TAS1R2 and TAS1R1 receptors have been shown to bind to G proteins, most often the gustducin Gα subunit, although a gustducin knock-out has shown small residual activity. TAS1R2 and TAS1R1 have also been shown to activate Gαo and Gαi protein subunits. This suggests that TAS1R1 and TAS1R2 are G protein-coupled receptors that inhibit adenylyl cyclases to decrease cyclic guanosine monophosphate (cGMP) levels in taste receptors. The TAS1R3 protein, however, has been shown in vitro to couple with Gα subunits at a much lower rate than the other TAS1R proteins. While the protein structures of the TAS1R proteins are similar, this experiment shows that the G protein-coupling properties of TAS1R3 may be less important in the transduction of taste signals than the TAS1R1 and TAS1R2 proteins.

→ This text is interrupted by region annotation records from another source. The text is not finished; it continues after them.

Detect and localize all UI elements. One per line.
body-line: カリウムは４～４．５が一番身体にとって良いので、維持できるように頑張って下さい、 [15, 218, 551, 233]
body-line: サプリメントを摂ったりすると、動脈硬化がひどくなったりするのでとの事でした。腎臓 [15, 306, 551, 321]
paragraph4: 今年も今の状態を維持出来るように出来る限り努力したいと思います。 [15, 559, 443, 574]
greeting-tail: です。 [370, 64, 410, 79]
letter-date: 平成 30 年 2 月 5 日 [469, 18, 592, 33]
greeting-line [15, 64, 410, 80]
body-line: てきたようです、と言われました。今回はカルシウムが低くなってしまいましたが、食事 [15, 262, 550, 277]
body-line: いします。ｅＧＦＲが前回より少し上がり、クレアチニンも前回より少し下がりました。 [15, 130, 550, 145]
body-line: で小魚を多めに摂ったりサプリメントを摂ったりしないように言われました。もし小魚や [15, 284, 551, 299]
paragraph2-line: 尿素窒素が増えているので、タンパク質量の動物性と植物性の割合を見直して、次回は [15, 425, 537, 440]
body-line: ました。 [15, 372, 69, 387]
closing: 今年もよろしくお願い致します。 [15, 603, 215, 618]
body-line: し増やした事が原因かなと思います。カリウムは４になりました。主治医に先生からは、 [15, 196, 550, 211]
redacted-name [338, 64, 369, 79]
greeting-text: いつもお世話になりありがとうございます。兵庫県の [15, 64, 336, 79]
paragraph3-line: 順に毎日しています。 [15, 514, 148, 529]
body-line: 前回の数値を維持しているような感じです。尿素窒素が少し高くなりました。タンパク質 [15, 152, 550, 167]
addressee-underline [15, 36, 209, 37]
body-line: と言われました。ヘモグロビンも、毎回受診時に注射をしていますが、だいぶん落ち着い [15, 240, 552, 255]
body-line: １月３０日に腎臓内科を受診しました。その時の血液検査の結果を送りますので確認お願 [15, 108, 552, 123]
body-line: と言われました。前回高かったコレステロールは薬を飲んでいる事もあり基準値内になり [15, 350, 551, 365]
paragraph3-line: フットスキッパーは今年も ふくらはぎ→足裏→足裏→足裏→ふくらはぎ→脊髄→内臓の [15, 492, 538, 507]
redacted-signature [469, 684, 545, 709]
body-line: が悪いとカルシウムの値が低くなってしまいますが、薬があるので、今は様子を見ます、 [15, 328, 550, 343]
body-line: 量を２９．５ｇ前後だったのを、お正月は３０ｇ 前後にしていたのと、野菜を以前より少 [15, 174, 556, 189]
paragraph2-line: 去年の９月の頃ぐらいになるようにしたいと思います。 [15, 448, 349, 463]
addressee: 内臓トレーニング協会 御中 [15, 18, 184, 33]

== Location and innervation ==

TAS1R1+3 expressing cells are found in fungiform papillae at the tip and edges of the tongue and palate taste receptor cells in the roof of the mouth. These cells are shown to synapse upon the chorda tympani nerves to send their signals to the brain. TAS1R2+3 expressing cells are found in circumvallate papillae and foliate papillae near the back of the tongue and palate taste receptor cells in the roof of the mouth. These cells are shown to synapse upon the glossopharyngeal nerves to send their signals to the brain. TAS1R and TAS2R (bitter) channels are not expressed together in any taste buds.